Protein engineering has been applied successfully on numerous occasions to obtain atomic-resolution structures of proteins. The first part of my thesis focuses on two engineering approaches for solving structures of proteins with a specific focus on G protein-coupled receptors (GPCRs). I) by searching the full protein data bank, we find a number of fusion protein candidates with the potential to be fused into the reading frame of proteins. This is done to increase the particle size and add distinct marks on the particle enabling structural characterization by cryo-EM. II) by fusion of a small peptide from the C-terminal end of the Gα protein into the reading frame of a GPCR. We demonstrate that the peptide binds in the intracellular transducer binding pocket of the GPCR. This might allow for structural characterization of the active conformation of a GPCR via X-ray crystallography without binding the full G protein complex.
In the second part of my thesis, I focus on optimizing binding between peptides and binding partners via substitutions to non-proteinogenic amino acids using two different machine learning models. A deep learning 3D convolutional neural network can be trained on structures of proteins to predict which amino acid can be inserted in a given environment consisting of the cavity left behind upon removal of the given amino acid. Typically, models have been trained in a classification setting with the goal of predicting the 20 natural amino acids. Here, I expand the model by replacing the categorical output with a continuous one, corresponding to the latent space of a pre-trained molecular representation model. We show that the new model leads to meaningful perturbations over the natural amino acids and demonstrates a performance comparable to the state of the art with reduced computational cost.
In the second model, I fit relative binding affinity values obtained in a deep mutational scan of natural amino acids of three peptides binding to the Sushi domain 1 of the GABAB1a receptor. I show that by encoding the amino acids with the z-scales for amino acids we are able to fruitfully extrapolate the model to predict affinities when substituting to the 67 non-proteinogenic amino acids in the z-scales.
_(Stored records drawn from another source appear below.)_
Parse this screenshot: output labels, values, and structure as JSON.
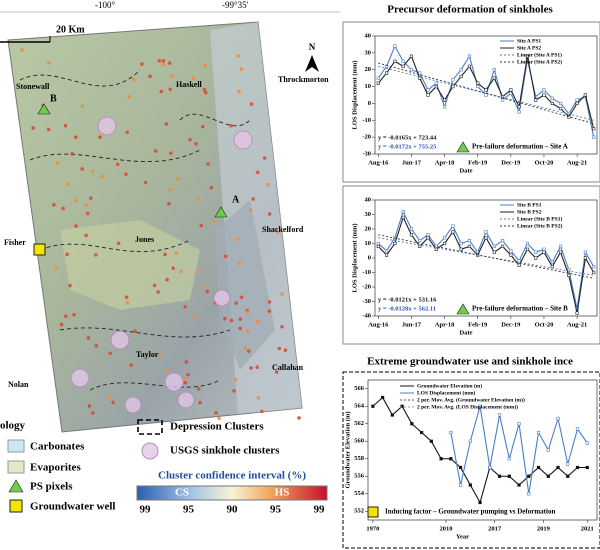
{
  "map": {
    "lon_labels": [
      "-100°",
      "-99°35'"
    ],
    "scale_label": "20 Km",
    "north": "N",
    "places": [
      "Stonewall",
      "Haskell",
      "Throckmorton",
      "Fisher",
      "Jones",
      "Shackelford",
      "Nolan",
      "Taylor",
      "Callahan"
    ],
    "sites": [
      "A",
      "B"
    ]
  },
  "legend": {
    "heading": "ology",
    "items": [
      "Carbonates",
      "Evaporites",
      "PS pixels",
      "Groundwater well",
      "Depression Clusters",
      "USGS sinkhole clusters"
    ],
    "colorbar_title": "Cluster confidence interval (%)",
    "colorbar_ends": [
      "CS",
      "HS"
    ],
    "colorbar_ticks": [
      99,
      95,
      90,
      95,
      99
    ]
  },
  "charts": [
    {
      "type": "line",
      "title": "Precursor deformation of sinkholes",
      "y_label": "LOS Displacement (mm)",
      "x_label": "Date",
      "xlim": [
        -0.1,
        6.6
      ],
      "xticks": [
        {
          "value": 0,
          "label": "Aug-16"
        },
        {
          "value": 1,
          "label": "Jun-17"
        },
        {
          "value": 2,
          "label": "Apr-18"
        },
        {
          "value": 3,
          "label": "Feb-19"
        },
        {
          "value": 4,
          "label": "Dec-19"
        },
        {
          "value": 5,
          "label": "Oct-20"
        },
        {
          "value": 6,
          "label": "Aug-21"
        }
      ],
      "ylim": [
        -30,
        40
      ],
      "yticks": [
        40,
        30,
        20,
        10,
        0,
        -10,
        -20,
        -30
      ],
      "series": [
        {
          "name": "Site A PS1",
          "color": "#4a7fc8",
          "dash": false,
          "x": [
            0,
            0.25,
            0.5,
            0.75,
            1,
            1.25,
            1.5,
            1.75,
            2,
            2.25,
            2.5,
            2.75,
            3,
            3.25,
            3.5,
            3.75,
            4,
            4.25,
            4.5,
            4.75,
            5,
            5.25,
            5.5,
            5.75,
            6,
            6.25,
            6.5
          ],
          "values": [
            15,
            22,
            34,
            25,
            20,
            18,
            8,
            12,
            -2,
            14,
            20,
            28,
            10,
            5,
            20,
            2,
            6,
            -5,
            26,
            4,
            8,
            3,
            0,
            -6,
            2,
            4,
            -20
          ]
        },
        {
          "name": "Site A PS2",
          "color": "#222222",
          "dash": false,
          "x": [
            0,
            0.25,
            0.5,
            0.75,
            1,
            1.25,
            1.5,
            1.75,
            2,
            2.25,
            2.5,
            2.75,
            3,
            3.25,
            3.5,
            3.75,
            4,
            4.25,
            4.5,
            4.75,
            5,
            5.25,
            5.5,
            5.75,
            6,
            6.25,
            6.5
          ],
          "values": [
            12,
            18,
            25,
            22,
            28,
            15,
            5,
            10,
            2,
            10,
            16,
            22,
            12,
            8,
            15,
            4,
            8,
            -2,
            28,
            2,
            5,
            0,
            -3,
            -8,
            0,
            5,
            -15
          ]
        },
        {
          "name": "Linear (Site A PS1)",
          "color": "#4a7fc8",
          "dash": true,
          "x": [
            0,
            6.5
          ],
          "values": [
            22,
            -10
          ]
        },
        {
          "name": "Linear (Site A PS2)",
          "color": "#333333",
          "dash": true,
          "x": [
            0,
            6.5
          ],
          "values": [
            24,
            -12
          ]
        }
      ],
      "equations": [
        "y = -0.0165x + 723.44",
        "y = -0.0172x + 755.25"
      ],
      "note": "Pre-failure deformation – Site A"
    },
    {
      "type": "line",
      "y_label": "LOS Displacement (mm)",
      "x_label": "Date",
      "xlim": [
        -0.1,
        6.6
      ],
      "xticks": [
        {
          "value": 0,
          "label": "Aug-16"
        },
        {
          "value": 1,
          "label": "Jun-17"
        },
        {
          "value": 2,
          "label": "Apr-18"
        },
        {
          "value": 3,
          "label": "Feb-19"
        },
        {
          "value": 4,
          "label": "Dec-19"
        },
        {
          "value": 5,
          "label": "Oct-20"
        },
        {
          "value": 6,
          "label": "Aug-21"
        }
      ],
      "ylim": [
        -40,
        40
      ],
      "yticks": [
        40,
        30,
        20,
        10,
        0,
        -10,
        -20,
        -30,
        -40
      ],
      "series": [
        {
          "name": "Site B PS1",
          "color": "#4a7fc8",
          "dash": false,
          "x": [
            0,
            0.25,
            0.5,
            0.75,
            1,
            1.25,
            1.5,
            1.75,
            2,
            2.25,
            2.5,
            2.75,
            3,
            3.25,
            3.5,
            3.75,
            4,
            4.25,
            4.5,
            4.75,
            5,
            5.25,
            5.5,
            5.75,
            6,
            6.25,
            6.5
          ],
          "values": [
            10,
            5,
            14,
            32,
            20,
            12,
            16,
            8,
            14,
            22,
            10,
            12,
            4,
            18,
            8,
            12,
            5,
            -2,
            10,
            4,
            6,
            -3,
            8,
            -8,
            -35,
            4,
            -6
          ]
        },
        {
          "name": "Site B PS2",
          "color": "#222222",
          "dash": false,
          "x": [
            0,
            0.25,
            0.5,
            0.75,
            1,
            1.25,
            1.5,
            1.75,
            2,
            2.25,
            2.5,
            2.75,
            3,
            3.25,
            3.5,
            3.75,
            4,
            4.25,
            4.5,
            4.75,
            5,
            5.25,
            5.5,
            5.75,
            6,
            6.25,
            6.5
          ],
          "values": [
            8,
            2,
            10,
            28,
            16,
            8,
            14,
            6,
            10,
            18,
            6,
            8,
            2,
            14,
            4,
            8,
            2,
            -5,
            6,
            0,
            4,
            -6,
            4,
            -12,
            -38,
            0,
            -10
          ]
        },
        {
          "name": "Linear (Site B PS1)",
          "color": "#4a7fc8",
          "dash": true,
          "x": [
            0,
            6.5
          ],
          "values": [
            14,
            -12
          ]
        },
        {
          "name": "Linear (Site B PS2)",
          "color": "#333333",
          "dash": true,
          "x": [
            0,
            6.5
          ],
          "values": [
            16,
            -14
          ]
        }
      ],
      "equations": [
        "y = -0.0121x + 531.16",
        "y = -0.0128x + 562.11"
      ],
      "note": "Pre-failure deformation – Site B"
    },
    {
      "type": "line",
      "title": "Extreme groundwater use and sinkhole ince",
      "y_label": "Groundwater Elevation (m)",
      "x_label": "Year",
      "xlim": [
        -0.1,
        4.6
      ],
      "xticks": [
        {
          "value": 0,
          "label": "1970"
        },
        {
          "value": 1.5,
          "label": "2010"
        },
        {
          "value": 2.5,
          "label": "2017"
        },
        {
          "value": 3.5,
          "label": "2019"
        },
        {
          "value": 4.4,
          "label": "2021"
        }
      ],
      "ylim": [
        551,
        567
      ],
      "yticks": [
        566,
        564,
        562,
        560,
        558,
        556,
        554,
        552
      ],
      "y2lim": [
        -40,
        40
      ],
      "series": [
        {
          "name": "Groundwater Elevation (m)",
          "color": "#111111",
          "dash": false,
          "x": [
            0,
            0.2,
            0.4,
            0.6,
            0.8,
            1,
            1.2,
            1.4,
            1.6,
            1.8,
            2,
            2.2,
            2.4,
            2.6,
            2.8,
            3,
            3.2,
            3.4,
            3.6,
            3.8,
            4,
            4.2,
            4.4
          ],
          "values": [
            564,
            565,
            563,
            564,
            562,
            561,
            560,
            558,
            558,
            557,
            555,
            553,
            557,
            556,
            556,
            555,
            556,
            557,
            556,
            557,
            556,
            557,
            557
          ]
        },
        {
          "name": "LOS Displacement (mm)",
          "color": "#4a7fc8",
          "dash": false,
          "axis": "y2",
          "x": [
            1.6,
            1.8,
            2,
            2.2,
            2.4,
            2.6,
            2.8,
            3,
            3.2,
            3.4,
            3.6,
            3.8,
            4,
            4.2,
            4.4
          ],
          "values": [
            10,
            -20,
            5,
            25,
            -10,
            20,
            -5,
            15,
            -25,
            10,
            0,
            18,
            -8,
            12,
            4
          ]
        },
        {
          "name": "2 per. Mov. Avg. (Groundwater Elevation (m))",
          "color": "#555555",
          "dash": true
        },
        {
          "name": "2 per. Mov. Avg. (LOS Displacement (mm))",
          "color": "#d08a8a",
          "dash": true
        }
      ],
      "note": "Inducing factor – Groundwater pumping vs Deformation"
    }
  ]
}
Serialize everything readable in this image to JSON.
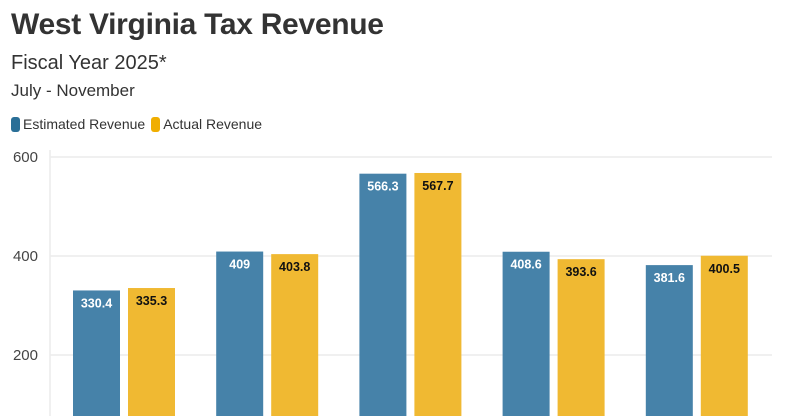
{
  "header": {
    "title": "West Virginia Tax Revenue",
    "subtitle": "Fiscal Year 2025*",
    "period": "July - November"
  },
  "chart_data": {
    "type": "bar",
    "title": "West Virginia Tax Revenue",
    "subtitle": "Fiscal Year 2025*",
    "ylim": [
      0,
      600
    ],
    "yticks": [
      200,
      400,
      600
    ],
    "grid": true,
    "legend_position": "top-left",
    "series": [
      {
        "name": "Estimated Revenue",
        "color": "#4682a9",
        "legend_color": "#2a6f97",
        "label_color": "#ffffff",
        "values": [
          330.4,
          409,
          566.3,
          408.6,
          381.6
        ]
      },
      {
        "name": "Actual Revenue",
        "color": "#f0b932",
        "legend_color": "#f0ae00",
        "label_color": "#111111",
        "values": [
          335.3,
          403.8,
          567.7,
          393.6,
          400.5
        ]
      }
    ]
  }
}
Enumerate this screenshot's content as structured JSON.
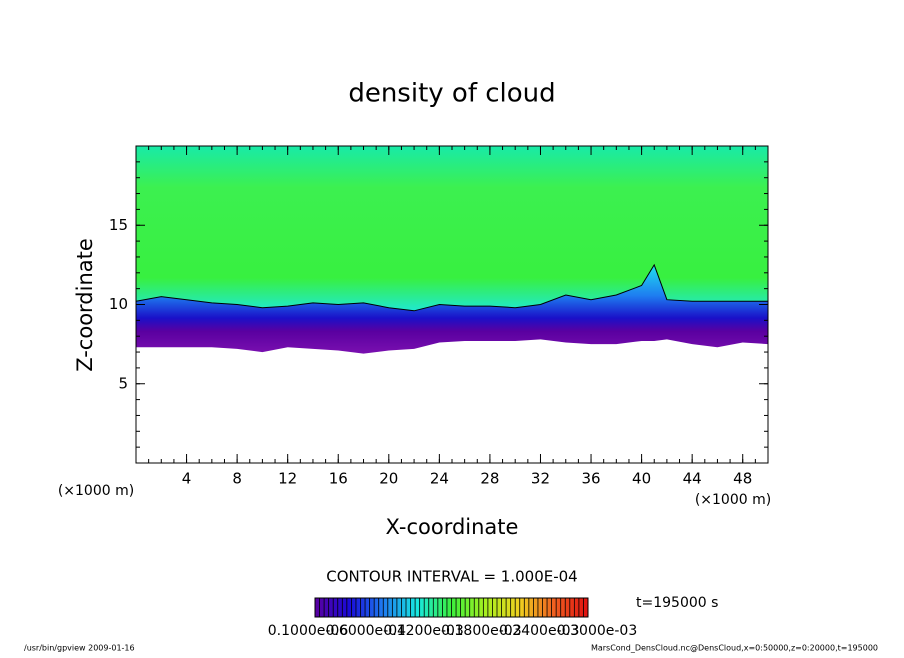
{
  "chart_data": {
    "type": "contour",
    "title": "density of cloud",
    "x_label": "X-coordinate",
    "y_label": "Z-coordinate",
    "x_unit": "(×1000 m)",
    "y_unit": "(×1000 m)",
    "contour_interval": "CONTOUR INTERVAL = 1.000E-04",
    "time_label": "t=195000 s",
    "xlim": [
      0,
      50
    ],
    "ylim": [
      0,
      20
    ],
    "xticks": [
      4,
      8,
      12,
      16,
      20,
      24,
      28,
      32,
      36,
      40,
      44,
      48
    ],
    "yticks": [
      5,
      10,
      15
    ],
    "x": [
      0,
      2,
      4,
      6,
      8,
      10,
      12,
      14,
      16,
      18,
      20,
      22,
      24,
      26,
      28,
      30,
      32,
      34,
      36,
      38,
      40,
      41,
      42,
      44,
      46,
      48,
      50
    ],
    "cloud_base_z": [
      7.3,
      7.3,
      7.3,
      7.3,
      7.2,
      7.0,
      7.3,
      7.2,
      7.1,
      6.9,
      7.1,
      7.2,
      7.6,
      7.7,
      7.7,
      7.7,
      7.8,
      7.6,
      7.5,
      7.5,
      7.7,
      7.7,
      7.8,
      7.5,
      7.3,
      7.6,
      7.5
    ],
    "contour_z": [
      10.2,
      10.5,
      10.3,
      10.1,
      10.0,
      9.8,
      9.9,
      10.1,
      10.0,
      10.1,
      9.8,
      9.6,
      10.0,
      9.9,
      9.9,
      9.8,
      10.0,
      10.6,
      10.3,
      10.6,
      11.2,
      12.5,
      10.3,
      10.2,
      10.2,
      10.2,
      10.2
    ],
    "colors": [
      "#5a00a0",
      "#1a0ad8",
      "#1e7cf0",
      "#18e8e0",
      "#3cf03c",
      "#a8f020",
      "#f0d020",
      "#f06020",
      "#e01010"
    ],
    "colorbar_labels": [
      "0.1000e-06",
      "0.6000e-04",
      "0.1200e-03",
      "0.1800e-03",
      "0.2400e-03",
      "0.3000e-03"
    ],
    "footer_left": "/usr/bin/gpview   2009-01-16",
    "footer_right": "MarsCond_DensCloud.nc@DensCloud,x=0:50000,z=0:20000,t=195000"
  }
}
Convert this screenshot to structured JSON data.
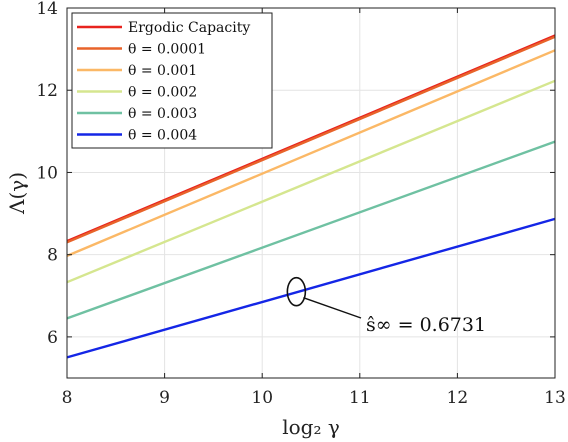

Eight suggested non-proteinogenic amino acid substitutions from the model were selected for binding affinity characterization in vitro. All eight peptides with the suggested substitutions showed better binding affinity than wildtype and four were better than the previous best substitution to a natural amino acid in the same position. The two models show incorporation of machine learning models may be a good idea when optimizing peptides in a rational design approach.